Hace dos días, antes de una conferencia que dictaré en la Universitat Politécnica de Valencia, tuve la oportunidad de recorrer las calles de Barcelona por primera vez. Esta ciudad es una suerte de amor platónico para muchos de los que estamos relacionados con el estudio de la forma urbana. La antigua Barcino de los romanos tuvo un antes y un después desde la implementación del ensanche propuesto por Idelfons Cerdà, tal como lo hemos descrito en artículos anteriores.

En todo caso, vivirlo resultó mucho más satisfactorio que saberlo. Durante mi breve recorrido por aquella ciudad –que se merece mucho más que un día– pude experimentar con los sentidos lo que es un espacio planificado a la escala y a las proporciones adecuadas. Los edificios de sus cuadras se conciben no como excepciones, sino como parte de un todo. Entre la gran mayoría de ellos no existe la necesidad de sobresalir o de querer ser una excepción. Bajo las mismas reglas, las edificaciones logran un interesante equilibrio entre diversidad y similitud. Las calles también mantienen relaciones de proporción con la altura de las edificaciones. Estas condiciones se rompen por obvias razones en el corazón antiguo de la ciudad, donde las calles son mucho más angostas.

Desde mi perspectiva, Barcelona es una gran ciudad para visitar, muy a pesar de sus atracciones turísticas. Ese puede ser el paradigma de la empresa turística: tener espacios muy particulares dentro del escenario de la cotidianidad urbana, hasta que el entorno alrededor de dichos atractivos rompe con lo cotidiano del sitio; y lo pintoresco o monumental del excepcional Genius Loci se convierte en una máquina para exprimir billeteras de turistas.

Aquella experiencia me ocurrió al recorrer los alrededores de la Sagrada Familia. No existe la intimidad necesaria entre el edificio y el individuo. Manadas de turistas con sus cámaras inundan la periferia de aquel templo expiatorio diseñado por Antoni Gaudí, que carece de condiciones para el silencio y la reflexión. Curiosamente, dichas propiedades las encontré en una edificación no concebida para propósitos espirituales. Me refiero al pabellón de Barcelona, diseñado por Mies van der Rohe. Queda claro que la arquitectura no depende de las intenciones de sus creadores, sino del uso que le dan las masas. En arquitectura, el evento puede pesar más que el partido conceptual.
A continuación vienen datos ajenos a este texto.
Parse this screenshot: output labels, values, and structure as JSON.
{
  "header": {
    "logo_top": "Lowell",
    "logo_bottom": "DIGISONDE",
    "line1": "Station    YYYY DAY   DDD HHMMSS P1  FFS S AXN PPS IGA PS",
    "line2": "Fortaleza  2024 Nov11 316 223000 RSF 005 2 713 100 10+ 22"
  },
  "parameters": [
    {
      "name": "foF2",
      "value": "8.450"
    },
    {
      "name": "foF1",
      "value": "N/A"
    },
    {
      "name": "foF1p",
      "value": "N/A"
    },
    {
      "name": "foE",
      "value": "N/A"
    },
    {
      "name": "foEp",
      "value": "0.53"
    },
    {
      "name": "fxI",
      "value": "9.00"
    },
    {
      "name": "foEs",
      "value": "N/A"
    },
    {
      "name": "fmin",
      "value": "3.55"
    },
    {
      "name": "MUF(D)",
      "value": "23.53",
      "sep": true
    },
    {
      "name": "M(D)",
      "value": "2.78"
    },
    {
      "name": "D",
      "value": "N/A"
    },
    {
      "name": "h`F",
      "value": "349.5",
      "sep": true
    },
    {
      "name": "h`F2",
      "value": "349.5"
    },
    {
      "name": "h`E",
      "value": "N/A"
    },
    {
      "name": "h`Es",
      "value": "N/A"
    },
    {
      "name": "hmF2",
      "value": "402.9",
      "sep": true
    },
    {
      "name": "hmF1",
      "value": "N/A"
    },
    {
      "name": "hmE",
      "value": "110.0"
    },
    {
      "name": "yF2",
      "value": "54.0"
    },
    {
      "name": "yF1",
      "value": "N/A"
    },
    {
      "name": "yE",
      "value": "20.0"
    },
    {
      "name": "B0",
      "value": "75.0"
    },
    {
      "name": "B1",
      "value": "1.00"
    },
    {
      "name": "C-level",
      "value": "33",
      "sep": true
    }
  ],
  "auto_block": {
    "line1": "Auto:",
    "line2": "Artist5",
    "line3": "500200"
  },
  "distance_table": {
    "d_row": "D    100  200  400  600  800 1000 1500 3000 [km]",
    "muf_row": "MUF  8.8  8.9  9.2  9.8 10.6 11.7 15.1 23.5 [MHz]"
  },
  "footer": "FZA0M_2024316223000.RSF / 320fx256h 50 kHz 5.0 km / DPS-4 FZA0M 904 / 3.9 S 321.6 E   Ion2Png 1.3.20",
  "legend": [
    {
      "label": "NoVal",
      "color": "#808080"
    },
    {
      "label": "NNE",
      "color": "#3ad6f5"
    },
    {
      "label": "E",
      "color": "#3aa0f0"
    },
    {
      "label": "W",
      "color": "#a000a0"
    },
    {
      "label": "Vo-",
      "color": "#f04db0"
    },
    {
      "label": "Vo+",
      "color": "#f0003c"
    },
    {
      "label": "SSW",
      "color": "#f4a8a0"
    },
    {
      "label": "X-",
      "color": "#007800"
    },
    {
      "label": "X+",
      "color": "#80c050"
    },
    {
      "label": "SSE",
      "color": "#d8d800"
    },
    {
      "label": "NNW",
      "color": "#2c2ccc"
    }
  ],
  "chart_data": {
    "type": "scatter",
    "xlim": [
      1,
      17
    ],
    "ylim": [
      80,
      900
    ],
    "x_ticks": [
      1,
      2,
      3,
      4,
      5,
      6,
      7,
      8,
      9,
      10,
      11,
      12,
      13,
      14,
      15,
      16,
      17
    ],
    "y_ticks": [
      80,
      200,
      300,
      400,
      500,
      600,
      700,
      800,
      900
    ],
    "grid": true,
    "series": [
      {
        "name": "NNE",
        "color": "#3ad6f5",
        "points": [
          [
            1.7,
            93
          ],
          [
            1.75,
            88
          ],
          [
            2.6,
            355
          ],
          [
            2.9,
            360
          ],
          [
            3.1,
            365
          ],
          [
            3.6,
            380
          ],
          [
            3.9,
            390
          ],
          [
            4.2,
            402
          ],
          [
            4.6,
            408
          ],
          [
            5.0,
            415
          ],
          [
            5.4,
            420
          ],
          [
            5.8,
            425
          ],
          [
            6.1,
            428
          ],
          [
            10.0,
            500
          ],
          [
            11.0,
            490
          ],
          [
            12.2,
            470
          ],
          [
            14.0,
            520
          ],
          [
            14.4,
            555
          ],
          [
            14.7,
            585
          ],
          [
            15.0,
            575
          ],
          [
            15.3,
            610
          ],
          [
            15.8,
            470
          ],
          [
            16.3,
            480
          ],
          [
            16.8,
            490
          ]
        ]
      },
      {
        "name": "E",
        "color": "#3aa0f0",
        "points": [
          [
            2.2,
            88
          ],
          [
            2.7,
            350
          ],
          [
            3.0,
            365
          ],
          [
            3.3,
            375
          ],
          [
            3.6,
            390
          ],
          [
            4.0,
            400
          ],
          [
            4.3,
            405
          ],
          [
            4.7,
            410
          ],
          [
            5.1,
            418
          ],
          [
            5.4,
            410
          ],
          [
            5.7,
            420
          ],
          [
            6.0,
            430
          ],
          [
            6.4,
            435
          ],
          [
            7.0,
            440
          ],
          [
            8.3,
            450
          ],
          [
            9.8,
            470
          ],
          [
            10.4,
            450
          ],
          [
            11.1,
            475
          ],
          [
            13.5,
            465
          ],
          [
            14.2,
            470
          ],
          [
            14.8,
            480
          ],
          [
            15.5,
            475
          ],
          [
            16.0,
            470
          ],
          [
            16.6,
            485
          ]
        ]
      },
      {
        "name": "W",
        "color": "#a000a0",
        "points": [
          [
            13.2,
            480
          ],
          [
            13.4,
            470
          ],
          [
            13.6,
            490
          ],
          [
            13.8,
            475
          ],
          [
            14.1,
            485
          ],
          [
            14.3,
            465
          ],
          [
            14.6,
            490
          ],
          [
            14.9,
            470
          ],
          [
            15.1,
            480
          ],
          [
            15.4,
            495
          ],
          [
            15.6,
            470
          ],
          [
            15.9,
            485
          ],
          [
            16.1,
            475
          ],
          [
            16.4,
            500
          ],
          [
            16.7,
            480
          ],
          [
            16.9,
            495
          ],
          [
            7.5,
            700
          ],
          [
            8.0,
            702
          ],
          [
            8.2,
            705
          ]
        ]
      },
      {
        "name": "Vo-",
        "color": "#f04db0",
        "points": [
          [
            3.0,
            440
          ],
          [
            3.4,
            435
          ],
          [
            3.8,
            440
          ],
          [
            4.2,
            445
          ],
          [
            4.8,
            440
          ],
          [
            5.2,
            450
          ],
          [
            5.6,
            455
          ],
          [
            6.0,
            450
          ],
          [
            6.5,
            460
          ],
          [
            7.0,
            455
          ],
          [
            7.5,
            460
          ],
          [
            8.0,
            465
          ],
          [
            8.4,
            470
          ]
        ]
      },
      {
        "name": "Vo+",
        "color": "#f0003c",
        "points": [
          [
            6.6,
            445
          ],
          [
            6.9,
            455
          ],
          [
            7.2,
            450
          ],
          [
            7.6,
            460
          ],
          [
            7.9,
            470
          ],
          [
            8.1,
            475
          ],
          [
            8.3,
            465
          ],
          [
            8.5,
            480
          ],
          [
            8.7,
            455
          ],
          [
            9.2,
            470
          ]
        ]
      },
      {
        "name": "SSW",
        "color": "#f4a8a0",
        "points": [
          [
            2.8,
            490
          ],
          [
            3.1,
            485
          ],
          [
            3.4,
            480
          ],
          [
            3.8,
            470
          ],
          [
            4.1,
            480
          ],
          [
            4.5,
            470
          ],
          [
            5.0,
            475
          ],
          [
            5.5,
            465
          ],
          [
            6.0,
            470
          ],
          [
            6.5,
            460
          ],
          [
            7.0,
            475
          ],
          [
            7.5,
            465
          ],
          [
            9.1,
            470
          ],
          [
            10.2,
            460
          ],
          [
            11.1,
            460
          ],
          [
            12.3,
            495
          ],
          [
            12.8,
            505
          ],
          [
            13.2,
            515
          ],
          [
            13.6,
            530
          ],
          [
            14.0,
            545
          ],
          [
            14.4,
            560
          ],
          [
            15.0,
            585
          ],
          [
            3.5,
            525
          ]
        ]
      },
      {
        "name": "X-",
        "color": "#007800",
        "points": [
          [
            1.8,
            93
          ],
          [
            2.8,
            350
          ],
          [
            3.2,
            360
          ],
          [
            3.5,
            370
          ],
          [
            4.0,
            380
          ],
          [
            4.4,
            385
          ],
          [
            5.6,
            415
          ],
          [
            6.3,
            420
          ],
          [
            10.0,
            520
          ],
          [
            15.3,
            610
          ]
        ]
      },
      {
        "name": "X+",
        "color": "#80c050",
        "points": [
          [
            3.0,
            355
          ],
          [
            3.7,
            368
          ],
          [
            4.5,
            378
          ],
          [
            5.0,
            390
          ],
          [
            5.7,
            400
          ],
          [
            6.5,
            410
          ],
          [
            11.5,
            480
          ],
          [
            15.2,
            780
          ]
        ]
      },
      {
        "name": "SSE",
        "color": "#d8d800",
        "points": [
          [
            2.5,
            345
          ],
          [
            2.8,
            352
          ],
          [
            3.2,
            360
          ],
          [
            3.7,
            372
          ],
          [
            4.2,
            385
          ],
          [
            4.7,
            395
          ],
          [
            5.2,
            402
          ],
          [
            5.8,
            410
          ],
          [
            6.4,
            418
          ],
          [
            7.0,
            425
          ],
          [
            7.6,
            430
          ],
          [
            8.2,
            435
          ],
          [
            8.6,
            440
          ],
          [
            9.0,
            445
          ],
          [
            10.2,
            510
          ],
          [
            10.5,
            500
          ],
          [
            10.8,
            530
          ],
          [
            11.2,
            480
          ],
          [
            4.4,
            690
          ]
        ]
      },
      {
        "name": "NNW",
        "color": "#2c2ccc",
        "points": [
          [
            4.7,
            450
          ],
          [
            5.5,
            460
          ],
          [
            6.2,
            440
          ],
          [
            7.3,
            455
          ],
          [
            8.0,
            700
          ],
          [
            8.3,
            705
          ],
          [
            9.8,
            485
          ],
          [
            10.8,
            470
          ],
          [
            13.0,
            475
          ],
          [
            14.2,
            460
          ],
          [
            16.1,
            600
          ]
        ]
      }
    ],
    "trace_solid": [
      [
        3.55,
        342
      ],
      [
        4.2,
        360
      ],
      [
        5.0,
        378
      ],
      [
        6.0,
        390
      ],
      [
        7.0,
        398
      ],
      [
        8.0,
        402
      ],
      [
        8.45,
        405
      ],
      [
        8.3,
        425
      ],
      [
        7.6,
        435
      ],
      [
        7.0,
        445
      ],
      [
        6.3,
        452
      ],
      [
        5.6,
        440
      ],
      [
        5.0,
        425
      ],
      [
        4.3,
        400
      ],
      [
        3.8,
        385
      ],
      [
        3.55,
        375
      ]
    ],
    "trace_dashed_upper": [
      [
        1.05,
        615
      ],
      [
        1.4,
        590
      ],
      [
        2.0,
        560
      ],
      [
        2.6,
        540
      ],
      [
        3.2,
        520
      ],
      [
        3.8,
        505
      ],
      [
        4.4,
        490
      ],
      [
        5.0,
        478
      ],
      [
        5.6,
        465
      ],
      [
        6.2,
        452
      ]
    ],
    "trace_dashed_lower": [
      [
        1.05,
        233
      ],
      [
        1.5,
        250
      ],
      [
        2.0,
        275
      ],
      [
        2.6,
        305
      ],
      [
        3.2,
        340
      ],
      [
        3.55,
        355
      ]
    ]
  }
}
Y en medio de toda esta compleja morfología urbana se encontraba una comunidad en pleno y prendido debate sobre cómo quieren enfrentar su destino. Todos los edificios tenían banderas colgadas en sus balcones, expresando el futuro que quieren construir. No hubo cafetería, estación del metro, tienda de barrio o banca de parque donde no se oiga una discusión sobre la posible independencia. Más allá de las posturas alrededor del tema, me llamó la atención la libertad con la que se tocaba el tema tanto a favor como en contra. Me queda claro que un futuro producido por el debate, y no por la violencia, no puede ser tan malo; y que Idelfons Cerdà no solo diseñó una ciudad, sino a sus habitantes, que siguen mirando inconformes qué hacer por un futuro mejor.